On Access Scanning suddenly disabled

All I can think of is if it was on SAV 8.x and we pushed out an update to that and then, because it is 10.6, it was forced to upgrade to v 9.0.11 - that's what happened recently.

I had the 9.0.8. Did you mean that the on access scanner kext was from the old 8 and that kext was updated finally with the new 9.0.11? Never installed the old 8. I do see it's the 9.0.11 now (at least on ML.) Anyway if that's what happened, it was a bunged up job of updating.

I have a similar problem. I am running Mac OS 10.6.8. Sophos is updated to version 9.0.11. The on-access scan was suddenly disabled yesterday, and I cannot re-enable it.  When I open Sophos preferences, On Access tab, it says that "on access scanner is off". I click the lock to make changes, then I click "Start Scanning", but nothing happens. I cannot turn the On Access back on. I attached a screen shot of the Preferences. Please advise. What should I do?

1. Reboot.

2. Try the commands from the bottom of page three of this thread...

http://openforum.sophos.com/t5/Sophos-Anti-Virus-for-Mac-Home/Sophos-for-Mac-on-access-scanning-disabled/td-p/12610/highlight/true/page/3

Interesting that this was on 10.6.8, which is where I also encountered this problem--coudln't get on-access scanning going again, no matter what I tried, including hitting the Start Scanning button. Wonder if this is a 10.6 specific updating bug? Had no problem updating from 10.8.5.

FWIW, my fix was to uninstall then reinstall the 9.0.8, the zip for which I had saved. Next, I did a manual update, which brought it to the 9.0.11. If you uninstall then reinstall by getting the 9.0.11 directly, then maybe you won't have to force the updating, as I had to.

EDIT: didn't think of trying to re-load the LaunchDaemon. That's what I'd try first, according to Ruckus's directions.

Ruckus, while we're at it, I have several questions about versions and numbering.

This is what I'm seeing for About  from the app itself.
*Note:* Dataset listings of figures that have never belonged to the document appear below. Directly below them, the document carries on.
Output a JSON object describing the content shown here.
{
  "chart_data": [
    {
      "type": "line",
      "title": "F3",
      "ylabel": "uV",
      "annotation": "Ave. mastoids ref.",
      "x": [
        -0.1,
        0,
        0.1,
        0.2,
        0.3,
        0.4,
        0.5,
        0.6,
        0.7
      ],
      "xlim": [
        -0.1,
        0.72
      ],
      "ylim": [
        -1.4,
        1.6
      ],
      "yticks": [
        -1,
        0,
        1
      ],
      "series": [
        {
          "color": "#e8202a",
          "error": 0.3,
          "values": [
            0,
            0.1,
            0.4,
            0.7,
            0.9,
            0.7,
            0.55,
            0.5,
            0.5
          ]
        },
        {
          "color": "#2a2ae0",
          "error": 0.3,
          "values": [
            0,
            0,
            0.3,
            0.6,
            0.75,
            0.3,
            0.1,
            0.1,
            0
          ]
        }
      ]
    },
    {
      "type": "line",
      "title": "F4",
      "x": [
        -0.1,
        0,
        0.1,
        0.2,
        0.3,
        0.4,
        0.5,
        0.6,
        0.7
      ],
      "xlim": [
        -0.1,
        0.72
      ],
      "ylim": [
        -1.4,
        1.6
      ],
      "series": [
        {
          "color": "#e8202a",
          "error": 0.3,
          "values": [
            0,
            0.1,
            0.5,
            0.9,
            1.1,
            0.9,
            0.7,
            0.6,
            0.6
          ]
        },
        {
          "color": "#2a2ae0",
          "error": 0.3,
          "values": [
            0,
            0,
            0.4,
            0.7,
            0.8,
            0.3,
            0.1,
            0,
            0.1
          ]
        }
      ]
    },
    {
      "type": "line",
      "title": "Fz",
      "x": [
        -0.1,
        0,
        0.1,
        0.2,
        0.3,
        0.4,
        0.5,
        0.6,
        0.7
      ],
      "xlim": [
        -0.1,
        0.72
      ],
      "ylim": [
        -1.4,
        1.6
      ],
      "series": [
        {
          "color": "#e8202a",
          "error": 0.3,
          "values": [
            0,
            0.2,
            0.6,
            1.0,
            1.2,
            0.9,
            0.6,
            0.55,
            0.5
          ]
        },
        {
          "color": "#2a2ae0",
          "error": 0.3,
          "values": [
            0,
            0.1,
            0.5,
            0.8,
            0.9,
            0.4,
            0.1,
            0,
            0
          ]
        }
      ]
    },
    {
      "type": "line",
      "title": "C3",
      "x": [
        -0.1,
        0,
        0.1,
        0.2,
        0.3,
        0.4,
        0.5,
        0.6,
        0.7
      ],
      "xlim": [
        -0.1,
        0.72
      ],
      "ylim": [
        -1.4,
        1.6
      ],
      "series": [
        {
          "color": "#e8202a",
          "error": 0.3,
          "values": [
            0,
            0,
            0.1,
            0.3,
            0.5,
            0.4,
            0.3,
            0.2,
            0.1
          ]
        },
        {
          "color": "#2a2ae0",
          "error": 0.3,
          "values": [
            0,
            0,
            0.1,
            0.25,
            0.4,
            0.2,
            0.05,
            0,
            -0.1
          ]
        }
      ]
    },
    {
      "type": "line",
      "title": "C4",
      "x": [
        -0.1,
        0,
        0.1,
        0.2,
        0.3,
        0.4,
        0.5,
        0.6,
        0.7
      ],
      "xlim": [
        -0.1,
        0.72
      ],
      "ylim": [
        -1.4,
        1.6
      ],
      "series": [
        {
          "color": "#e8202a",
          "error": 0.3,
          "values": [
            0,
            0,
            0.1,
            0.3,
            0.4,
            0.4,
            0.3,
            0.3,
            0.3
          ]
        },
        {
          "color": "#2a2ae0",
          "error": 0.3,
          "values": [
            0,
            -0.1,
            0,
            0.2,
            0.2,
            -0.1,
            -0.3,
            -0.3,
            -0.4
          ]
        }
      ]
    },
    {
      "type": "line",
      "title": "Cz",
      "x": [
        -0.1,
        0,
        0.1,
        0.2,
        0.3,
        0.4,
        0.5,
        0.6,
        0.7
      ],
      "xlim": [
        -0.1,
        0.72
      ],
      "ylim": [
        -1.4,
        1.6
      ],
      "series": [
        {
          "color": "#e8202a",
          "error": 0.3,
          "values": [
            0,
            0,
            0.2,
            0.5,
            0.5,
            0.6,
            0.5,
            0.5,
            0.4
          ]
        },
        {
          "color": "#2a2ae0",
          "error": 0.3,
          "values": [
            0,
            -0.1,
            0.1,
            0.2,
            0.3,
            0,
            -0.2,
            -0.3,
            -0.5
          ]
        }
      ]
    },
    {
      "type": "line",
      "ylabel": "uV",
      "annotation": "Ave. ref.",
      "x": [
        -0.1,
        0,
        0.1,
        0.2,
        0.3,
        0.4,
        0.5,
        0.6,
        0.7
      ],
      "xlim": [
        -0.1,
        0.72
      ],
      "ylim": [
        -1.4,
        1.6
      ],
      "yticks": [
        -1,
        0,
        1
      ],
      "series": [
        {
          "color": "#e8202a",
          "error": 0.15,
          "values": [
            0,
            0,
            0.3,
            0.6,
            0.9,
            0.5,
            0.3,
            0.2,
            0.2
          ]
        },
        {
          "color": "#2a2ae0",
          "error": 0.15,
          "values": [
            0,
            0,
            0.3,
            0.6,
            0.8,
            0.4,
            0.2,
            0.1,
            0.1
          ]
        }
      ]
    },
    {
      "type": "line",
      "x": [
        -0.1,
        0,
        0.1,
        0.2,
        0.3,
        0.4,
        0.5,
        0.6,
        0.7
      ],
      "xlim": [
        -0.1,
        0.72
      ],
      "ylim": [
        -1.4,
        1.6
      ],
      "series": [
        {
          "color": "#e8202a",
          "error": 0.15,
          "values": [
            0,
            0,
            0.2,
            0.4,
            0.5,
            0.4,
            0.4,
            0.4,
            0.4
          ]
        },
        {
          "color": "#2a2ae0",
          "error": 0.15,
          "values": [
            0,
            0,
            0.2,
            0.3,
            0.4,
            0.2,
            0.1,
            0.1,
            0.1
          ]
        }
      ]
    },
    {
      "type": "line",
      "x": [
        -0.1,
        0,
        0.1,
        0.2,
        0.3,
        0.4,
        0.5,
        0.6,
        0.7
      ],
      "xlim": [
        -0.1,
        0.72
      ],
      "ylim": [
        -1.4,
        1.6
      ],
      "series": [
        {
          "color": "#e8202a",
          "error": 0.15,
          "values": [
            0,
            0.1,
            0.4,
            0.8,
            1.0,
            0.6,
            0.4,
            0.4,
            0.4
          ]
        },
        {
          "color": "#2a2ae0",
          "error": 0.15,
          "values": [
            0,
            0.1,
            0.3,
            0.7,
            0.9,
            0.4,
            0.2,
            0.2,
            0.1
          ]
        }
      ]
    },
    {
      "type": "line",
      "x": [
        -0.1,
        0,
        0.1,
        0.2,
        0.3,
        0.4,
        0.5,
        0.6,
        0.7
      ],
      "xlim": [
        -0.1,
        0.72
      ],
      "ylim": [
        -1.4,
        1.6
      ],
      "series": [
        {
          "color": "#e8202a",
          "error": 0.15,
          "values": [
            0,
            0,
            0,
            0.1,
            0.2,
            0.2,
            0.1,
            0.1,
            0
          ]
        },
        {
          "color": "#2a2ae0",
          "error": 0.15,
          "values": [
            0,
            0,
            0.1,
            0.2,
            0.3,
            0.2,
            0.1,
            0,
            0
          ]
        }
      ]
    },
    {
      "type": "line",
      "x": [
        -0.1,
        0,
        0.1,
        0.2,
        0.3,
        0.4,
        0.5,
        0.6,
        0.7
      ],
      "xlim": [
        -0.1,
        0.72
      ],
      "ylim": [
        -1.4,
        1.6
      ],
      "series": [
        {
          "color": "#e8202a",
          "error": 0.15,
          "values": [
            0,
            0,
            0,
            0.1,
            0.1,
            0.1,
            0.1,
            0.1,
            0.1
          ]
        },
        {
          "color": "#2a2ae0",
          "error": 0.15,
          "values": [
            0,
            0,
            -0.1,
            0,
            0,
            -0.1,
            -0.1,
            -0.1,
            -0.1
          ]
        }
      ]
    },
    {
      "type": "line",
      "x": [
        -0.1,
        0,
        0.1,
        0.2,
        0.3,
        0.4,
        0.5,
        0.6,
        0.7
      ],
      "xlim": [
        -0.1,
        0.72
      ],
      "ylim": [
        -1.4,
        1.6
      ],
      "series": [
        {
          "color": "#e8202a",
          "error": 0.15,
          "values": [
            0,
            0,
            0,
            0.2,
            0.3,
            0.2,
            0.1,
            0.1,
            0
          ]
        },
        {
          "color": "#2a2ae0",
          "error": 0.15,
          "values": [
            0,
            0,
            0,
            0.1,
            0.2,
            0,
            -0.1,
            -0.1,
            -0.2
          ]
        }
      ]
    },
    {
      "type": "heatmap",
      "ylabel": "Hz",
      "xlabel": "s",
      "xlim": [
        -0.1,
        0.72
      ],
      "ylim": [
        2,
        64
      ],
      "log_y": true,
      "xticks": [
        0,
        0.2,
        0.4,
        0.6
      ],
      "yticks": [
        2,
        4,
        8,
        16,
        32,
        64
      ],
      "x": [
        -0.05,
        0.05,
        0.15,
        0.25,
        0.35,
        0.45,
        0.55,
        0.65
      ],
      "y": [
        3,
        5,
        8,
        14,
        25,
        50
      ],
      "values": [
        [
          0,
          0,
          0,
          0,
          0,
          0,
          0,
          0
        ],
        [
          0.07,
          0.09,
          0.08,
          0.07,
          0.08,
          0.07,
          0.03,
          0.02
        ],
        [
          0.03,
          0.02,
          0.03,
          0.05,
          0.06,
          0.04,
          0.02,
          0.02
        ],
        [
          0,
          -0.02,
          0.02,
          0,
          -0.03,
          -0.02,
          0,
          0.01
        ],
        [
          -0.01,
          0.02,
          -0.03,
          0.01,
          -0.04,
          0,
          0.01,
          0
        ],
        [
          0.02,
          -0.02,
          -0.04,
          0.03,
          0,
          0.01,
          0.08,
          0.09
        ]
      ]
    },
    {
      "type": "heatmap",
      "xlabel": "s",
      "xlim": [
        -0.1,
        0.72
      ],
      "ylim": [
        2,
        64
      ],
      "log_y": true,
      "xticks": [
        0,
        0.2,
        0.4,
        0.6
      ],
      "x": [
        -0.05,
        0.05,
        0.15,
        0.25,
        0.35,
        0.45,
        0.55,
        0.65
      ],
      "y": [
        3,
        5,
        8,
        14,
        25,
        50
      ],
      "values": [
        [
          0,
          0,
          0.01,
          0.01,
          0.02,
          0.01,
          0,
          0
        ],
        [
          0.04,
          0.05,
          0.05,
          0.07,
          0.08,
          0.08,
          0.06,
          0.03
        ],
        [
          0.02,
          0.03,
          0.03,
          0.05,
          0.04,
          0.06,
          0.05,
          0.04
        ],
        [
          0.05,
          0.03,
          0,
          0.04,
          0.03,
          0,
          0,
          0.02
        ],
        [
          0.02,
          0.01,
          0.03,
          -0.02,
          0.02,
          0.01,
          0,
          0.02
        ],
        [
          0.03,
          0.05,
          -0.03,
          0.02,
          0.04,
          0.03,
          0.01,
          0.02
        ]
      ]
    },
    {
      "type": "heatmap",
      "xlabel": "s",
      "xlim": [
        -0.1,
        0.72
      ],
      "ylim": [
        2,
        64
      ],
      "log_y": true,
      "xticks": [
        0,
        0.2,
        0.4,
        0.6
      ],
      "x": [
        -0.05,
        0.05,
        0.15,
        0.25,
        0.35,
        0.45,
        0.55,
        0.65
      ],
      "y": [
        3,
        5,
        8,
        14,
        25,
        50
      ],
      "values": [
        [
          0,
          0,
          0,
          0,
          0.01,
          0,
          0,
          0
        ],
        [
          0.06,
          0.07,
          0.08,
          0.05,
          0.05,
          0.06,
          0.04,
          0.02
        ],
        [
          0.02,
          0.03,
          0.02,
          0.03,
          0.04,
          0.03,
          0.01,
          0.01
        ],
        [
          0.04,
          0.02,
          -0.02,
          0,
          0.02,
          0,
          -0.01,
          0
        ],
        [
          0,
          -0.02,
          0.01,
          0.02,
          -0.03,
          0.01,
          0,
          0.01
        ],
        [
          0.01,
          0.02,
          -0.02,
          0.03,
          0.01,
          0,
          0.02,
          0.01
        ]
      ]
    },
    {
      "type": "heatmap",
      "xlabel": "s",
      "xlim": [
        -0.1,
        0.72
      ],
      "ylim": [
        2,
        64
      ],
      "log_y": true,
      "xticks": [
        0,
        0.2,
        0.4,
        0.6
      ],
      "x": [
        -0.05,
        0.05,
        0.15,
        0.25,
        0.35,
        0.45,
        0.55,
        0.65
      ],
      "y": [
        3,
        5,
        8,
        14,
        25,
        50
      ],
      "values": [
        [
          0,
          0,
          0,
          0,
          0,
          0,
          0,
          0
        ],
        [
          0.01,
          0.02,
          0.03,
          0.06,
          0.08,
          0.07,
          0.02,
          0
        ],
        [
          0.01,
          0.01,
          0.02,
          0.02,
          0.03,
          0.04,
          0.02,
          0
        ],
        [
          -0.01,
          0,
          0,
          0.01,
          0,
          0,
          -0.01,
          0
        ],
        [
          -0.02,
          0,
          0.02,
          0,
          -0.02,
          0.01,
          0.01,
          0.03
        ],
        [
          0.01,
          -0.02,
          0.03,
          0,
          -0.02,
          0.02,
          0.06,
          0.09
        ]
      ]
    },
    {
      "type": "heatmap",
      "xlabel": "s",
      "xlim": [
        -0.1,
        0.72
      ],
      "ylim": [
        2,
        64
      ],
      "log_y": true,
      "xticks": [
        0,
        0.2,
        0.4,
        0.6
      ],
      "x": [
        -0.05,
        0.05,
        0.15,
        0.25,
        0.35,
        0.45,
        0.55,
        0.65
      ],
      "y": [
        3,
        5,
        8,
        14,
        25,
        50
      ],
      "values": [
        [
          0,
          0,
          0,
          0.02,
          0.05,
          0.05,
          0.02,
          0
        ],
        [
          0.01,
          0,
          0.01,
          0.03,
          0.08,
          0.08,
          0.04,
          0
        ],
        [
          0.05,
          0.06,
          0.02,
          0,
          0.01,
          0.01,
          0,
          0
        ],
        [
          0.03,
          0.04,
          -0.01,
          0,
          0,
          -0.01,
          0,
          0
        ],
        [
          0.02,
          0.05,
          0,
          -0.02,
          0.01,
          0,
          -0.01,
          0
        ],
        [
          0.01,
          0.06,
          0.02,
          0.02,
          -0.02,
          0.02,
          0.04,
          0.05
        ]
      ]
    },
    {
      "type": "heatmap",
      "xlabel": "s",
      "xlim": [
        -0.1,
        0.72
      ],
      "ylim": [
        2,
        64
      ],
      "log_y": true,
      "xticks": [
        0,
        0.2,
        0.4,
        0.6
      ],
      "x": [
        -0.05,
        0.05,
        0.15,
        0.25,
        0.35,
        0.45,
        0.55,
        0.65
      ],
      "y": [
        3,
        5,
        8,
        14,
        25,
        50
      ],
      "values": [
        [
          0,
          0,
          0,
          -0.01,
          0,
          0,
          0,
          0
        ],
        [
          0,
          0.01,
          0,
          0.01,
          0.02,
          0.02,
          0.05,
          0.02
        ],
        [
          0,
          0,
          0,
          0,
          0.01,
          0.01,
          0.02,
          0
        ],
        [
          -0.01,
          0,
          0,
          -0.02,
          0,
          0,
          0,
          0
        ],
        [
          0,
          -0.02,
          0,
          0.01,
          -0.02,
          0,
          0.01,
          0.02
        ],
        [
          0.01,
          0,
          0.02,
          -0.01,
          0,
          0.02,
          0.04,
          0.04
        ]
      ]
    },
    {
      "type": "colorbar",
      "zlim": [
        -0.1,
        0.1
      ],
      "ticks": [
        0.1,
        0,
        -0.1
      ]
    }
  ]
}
Before the update to the 9.0.11, I think Threat data was at 4.98. But what I'm finding really puzzling is that there are two different Sophos apps in /Applications, Sophos.app at 9.0.1 and the Home Edition at 9.0.8. How did I get these two, and besides, why is the Home Edition app listed here, or in Get Info, at 9.0.8, even after the update to 9.0.11? (This screenshot is from the 10.8.5. The 10.6.8, after updating to 9.0.11, shows only the Home Edition app at 9.0.8.)

Hi,

I just suddeny, this morning, got an alert saying that the Sophos On-Access scanner wasn't running. Went to Sophos Preferences and confirmed that was the case, but also found that trying to start it doesn't work for me either. AFAIK, it has been working - I certainly haven't seen that alert before. I have v9.0.11 and this Mac is still running Mac OS X 10.6.8 (only wishing I could find the three uninterrupted days that I know from experience I would need to do the full, clean install of 10.9 and all my apps!)

Anyway, in the course of investigating, I also noticed that I have about 80 (eighty!) iterations of launchctl in the process table (running hierarchically under launchd/uc). I'm not sure if that's related to the problems with SAV?

I'm guessing that a reboot well might fix the problem, so I'll try that after I've posted this. But I'm somewhat mystified as to why this has suddenly happened now. I'm quite sure that SAV has been at version 9.0.11 since sometime back in 2013 - and the dates on the app don't contradict that belief, although Finder does report the app as version 9.0.1 for some reason, whilst the app's About pane confirms 9.0.11 - why???

Postscript:

I rebooted and that did indeed fix the problem, but I'd still prefer to know what caused it!

Before I rebooted, I did notice one other thing that seemed very odd to me. Activity Monitor was showing total system activity at 55-60%, yet the process list only showed processes totalling around 25% CPU and they were mostly user processes. I have no idea how there could be system process CPU activity without it being shown which specific processes were active!

By the time I rebooted, there were more than 200 launchctl processes listed (never using any cumulative CPU resource). Now, more than 24 hours after rebooting, there are no launchctl processes listed at all, nor have I seen any.